Note also that the complete graph of any order is maximally inefficient according to Equation 15.8. For instance, we know from Chapter 8 that the complete undirected graph of order five has to have \(5(5-1) \div 2\) edges (the graph maximum size), which is equal to \((5 \times 4) \div 2 = 10\).
So when we substitute these numbers into Equation 15.8, we get:
\[ 1 - \left[\frac{2(10 - 5 + 1)}{(5-1)(5-2)}\right] = 1 - \left[\frac{2(5 + 1)}{4 \times 3}\right] = \]
\[ 1 - \left[\frac{2 \times 6}{12}\right] = 1 - \left[\frac{12}{12}\right] = 1 - 1 = 0 \]

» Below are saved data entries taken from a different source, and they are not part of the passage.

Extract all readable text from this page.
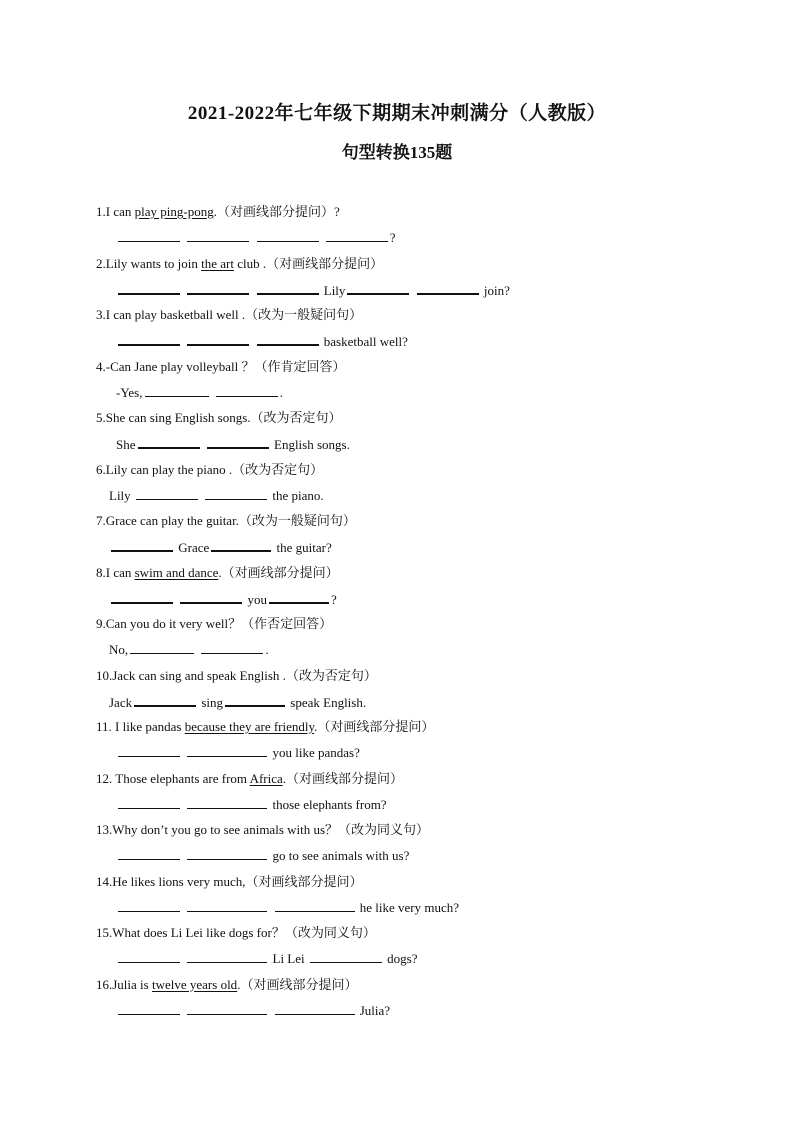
2021-2022年七年级下期期末冲刺满分（人教版）
句型转换135题
1.I can play ping-pong.（对画线部分提问）?
?
2.Lily wants to join the art club .（对画线部分提问）
Lily	join?
3.I can play basketball well .（改为一般疑问句）
basketball well?
4.-Can Jane play volleyball ？（作肯定回答）
-Yes,	.
5.She can sing English songs.（改为否定句）
She	English songs.
6.Lily can play the piano .（改为否定句）
Lily	the piano.
7.Grace can play the guitar.（改为一般疑问句）
Grace	the guitar?
8.I can swim and dance.（对画线部分提问）
you	?
9.Can you do it very well？（作否定回答）
No,	.
10.Jack can sing and speak English .（改为否定句）
Jack	sing	speak English.
11. I like pandas because they are friendly.（对画线部分提问）
you like pandas?
12. Those elephants are from Africa.（对画线部分提问）
those elephants from?
13.Why don’t you go to see animals with us？（改为同义句）
go to see animals with us?
14.He likes lions very much,（对画线部分提问）
he like very much?
15.What does Li Lei like dogs for？（改为同义句）
Li Lei	dogs?
16.Julia is twelve years old.（对画线部分提问）
Julia?
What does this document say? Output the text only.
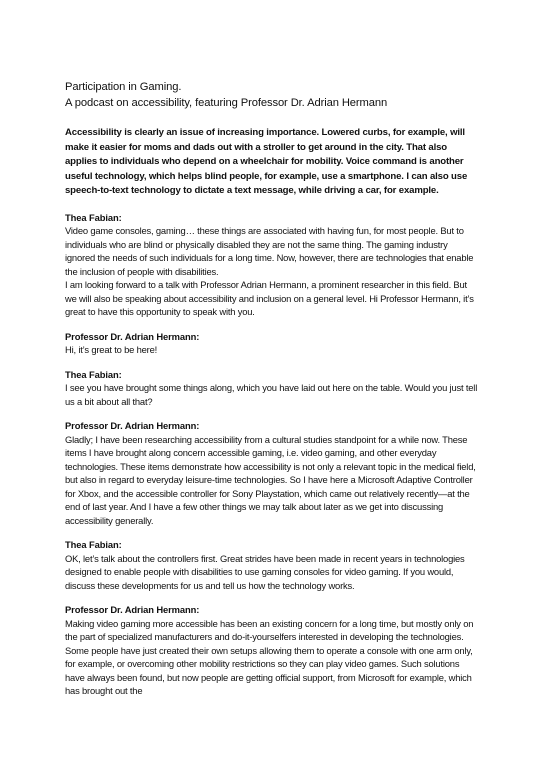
Participation in Gaming.
A podcast on accessibility, featuring Professor Dr. Adrian Hermann

Accessibility is clearly an issue of increasing importance. Lowered curbs, for example, will make it easier for moms and dads out with a stroller to get around in the city. That also applies to individuals who depend on a wheelchair for mobility. Voice command is another useful technology, which helps blind people, for example, use a smartphone. I can also use speech-to-text technology to dictate a text message, while driving a car, for example.

Thea Fabian:

Video game consoles, gaming… these things are associated with having fun, for most people. But to individuals who are blind or physically disabled they are not the same thing. The gaming industry ignored the needs of such individuals for a long time. Now, however, there are technologies that enable the inclusion of people with disabilities.

I am looking forward to a talk with Professor Adrian Hermann, a prominent researcher in this field. But we will also be speaking about accessibility and inclusion on a general level. Hi Professor Hermann, it’s great to have this opportunity to speak with you.

Professor Dr. Adrian Hermann:

Hi, it’s great to be here!

Thea Fabian:

I see you have brought some things along, which you have laid out here on the table. Would you just tell us a bit about all that?

Professor Dr. Adrian Hermann:

Gladly; I have been researching accessibility from a cultural studies standpoint for a while now. These items I have brought along concern accessible gaming, i.e. video gaming, and other everyday technologies. These items demonstrate how accessibility is not only a relevant topic in the medical field, but also in regard to everyday leisure-time technologies. So I have here a Microsoft Adaptive Controller for Xbox, and the accessible controller for Sony Playstation, which came out relatively recently—at the end of last year. And I have a few other things we may talk about later as we get into discussing accessibility generally.

Thea Fabian:

OK, let’s talk about the controllers first. Great strides have been made in recent years in technologies designed to enable people with disabilities to use gaming consoles for video gaming. If you would, discuss these developments for us and tell us how the technology works.

Professor Dr. Adrian Hermann:

Making video gaming more accessible has been an existing concern for a long time, but mostly only on the part of specialized manufacturers and do-it-yourselfers interested in developing the technologies. Some people have just created their own setups allowing them to operate a console with one arm only, for example, or overcoming other mobility restrictions so they can play video games. Such solutions have always been found, but now people are getting official support, from Microsoft for example, which has brought out the
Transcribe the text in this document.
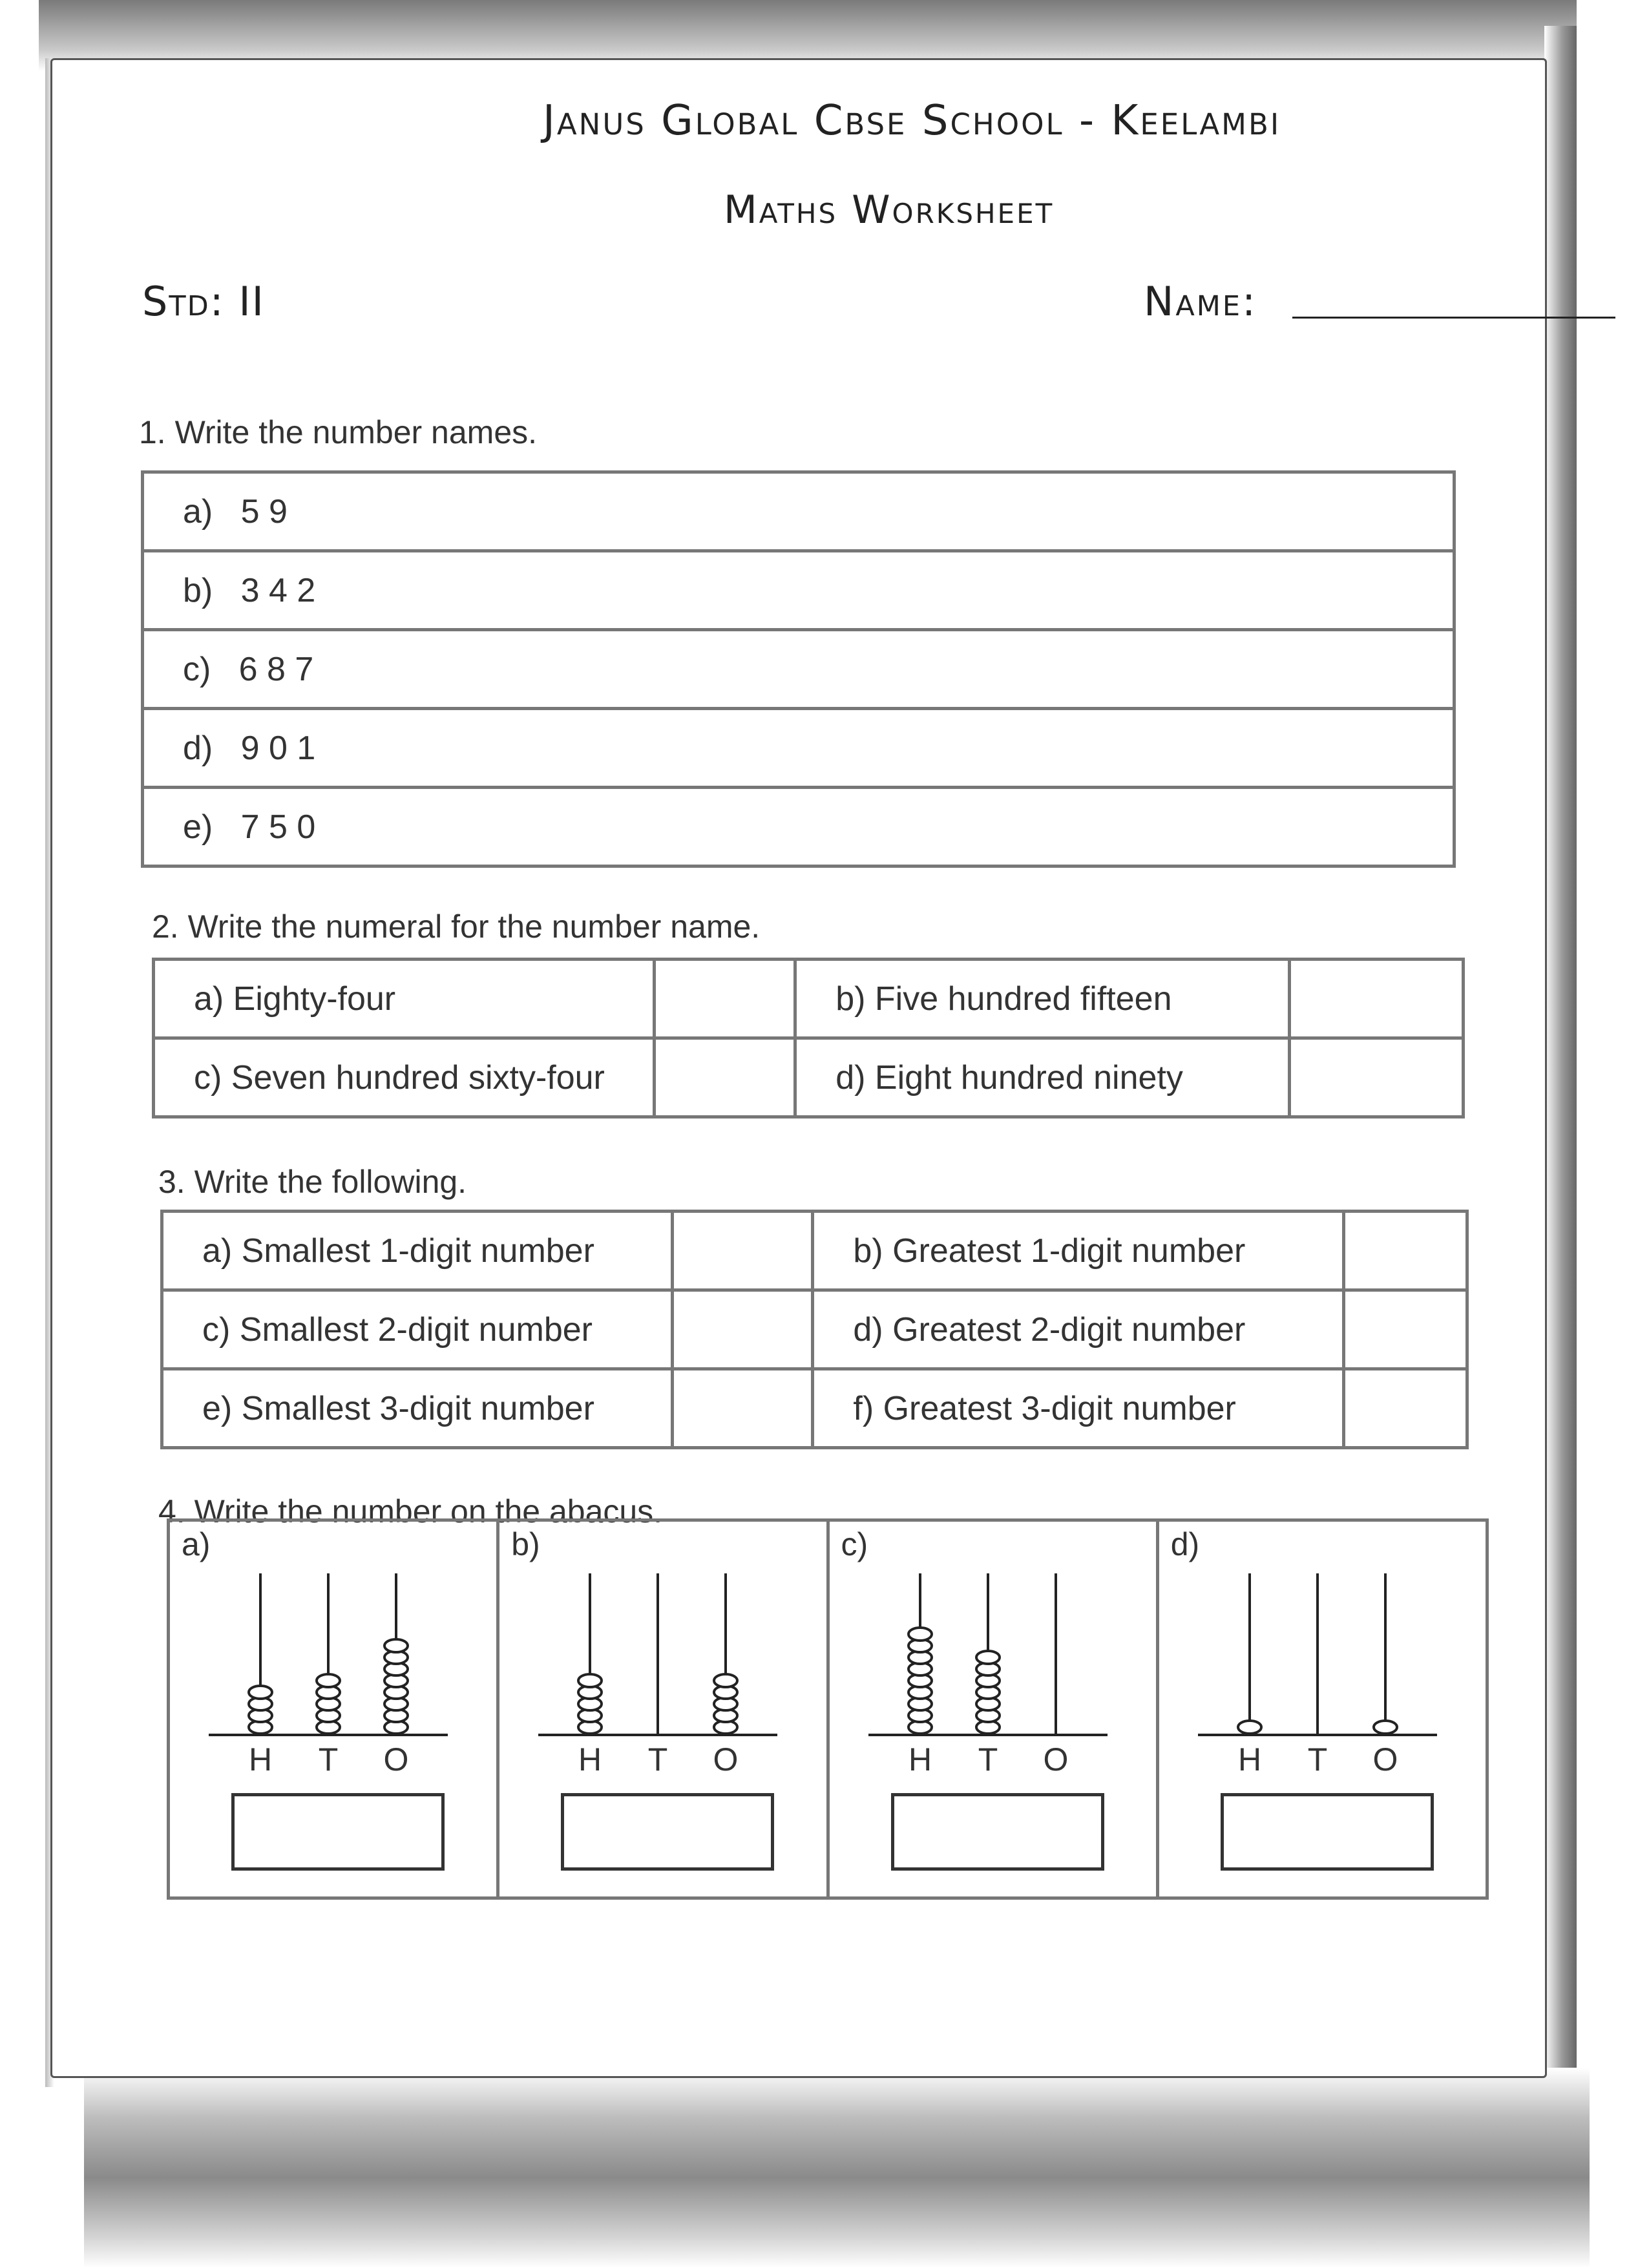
Janus Global Cbse School - Keelambi
Maths Worksheet
Std: II	Name:
1. Write the number names.
a) 5 9
b) 3 4 2
c) 6 8 7
d) 9 0 1
e) 7 5 0
2. Write the numeral for the number name.
a) Eighty-four		b) Five hundred fifteen	
c) Seven hundred sixty-four		d) Eight hundred ninety	
3. Write the following.
a) Smallest 1-digit number		b) Greatest 1-digit number	
c) Smallest 2-digit number		d) Greatest 2-digit number	
e) Smallest 3-digit number		f) Greatest 3-digit number	
4. Write the number on the abacus.
a)
H T O
b)
H T O
c)
H T O
d)
H T O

Showing that the complete graph is minimally efficient!
15.4 Spanning Trees
A connected subgraph of a larger graph (see Chapter 5) that contains every node of the original graph but that is also a tree graph as defined earlier, is called a spanning tree of the original graph.
Figure 15.4 (a) shows a standard undirected graph with order six and size eleven (six nodes eleven edges). Obviously that graph is not a tree, as it contains many, many cycles (e.g., AEDA, FBEDF, BAECB, etc.). However, by deleting the edges that form those cycles we can create a tree graph that keeps everyone connected but pares down the number of edges from the original eleven to the \(n - 1 = 6 - 1 = 5\) we need to create a tree from the original graph.




Such a spanning tree obtained by edge deletion from Figure 15.4 (a) is shown in Figure 15.4 (b). We can see that Figure 15.4 (b) is just an edge-deleted subgraph (see Chapter 5) of Figure 15.4 (a) obtained by deleting the \(\{AF, DF, AD, AE, AC, BE\}\) edges.
Generally, there will be multiple ways of obtaining a spanning tree from a graph via edge deletion that results in different spanning trees. For instance, Figure 15.4 (c) is another spanning tree obtained from Figure 15.4 (a), obtained by deleting the \(\{AF, AD,AC, BE, BC, DE\}\) from the original. Figure 15.4 (d) shows yet another spanning tree obtained from Figure 15.4 (a).
Note that the three graphs in Figure 15.4 (b), Figure 15.4 (c), and Figure 15.4 (d) all count as tree graphs. They all have five edges (as we would expect a tree graph with six nodes to have), all of the edges are bridges (removing one would disconnect the graph), and adding just one more edge would create a cycle.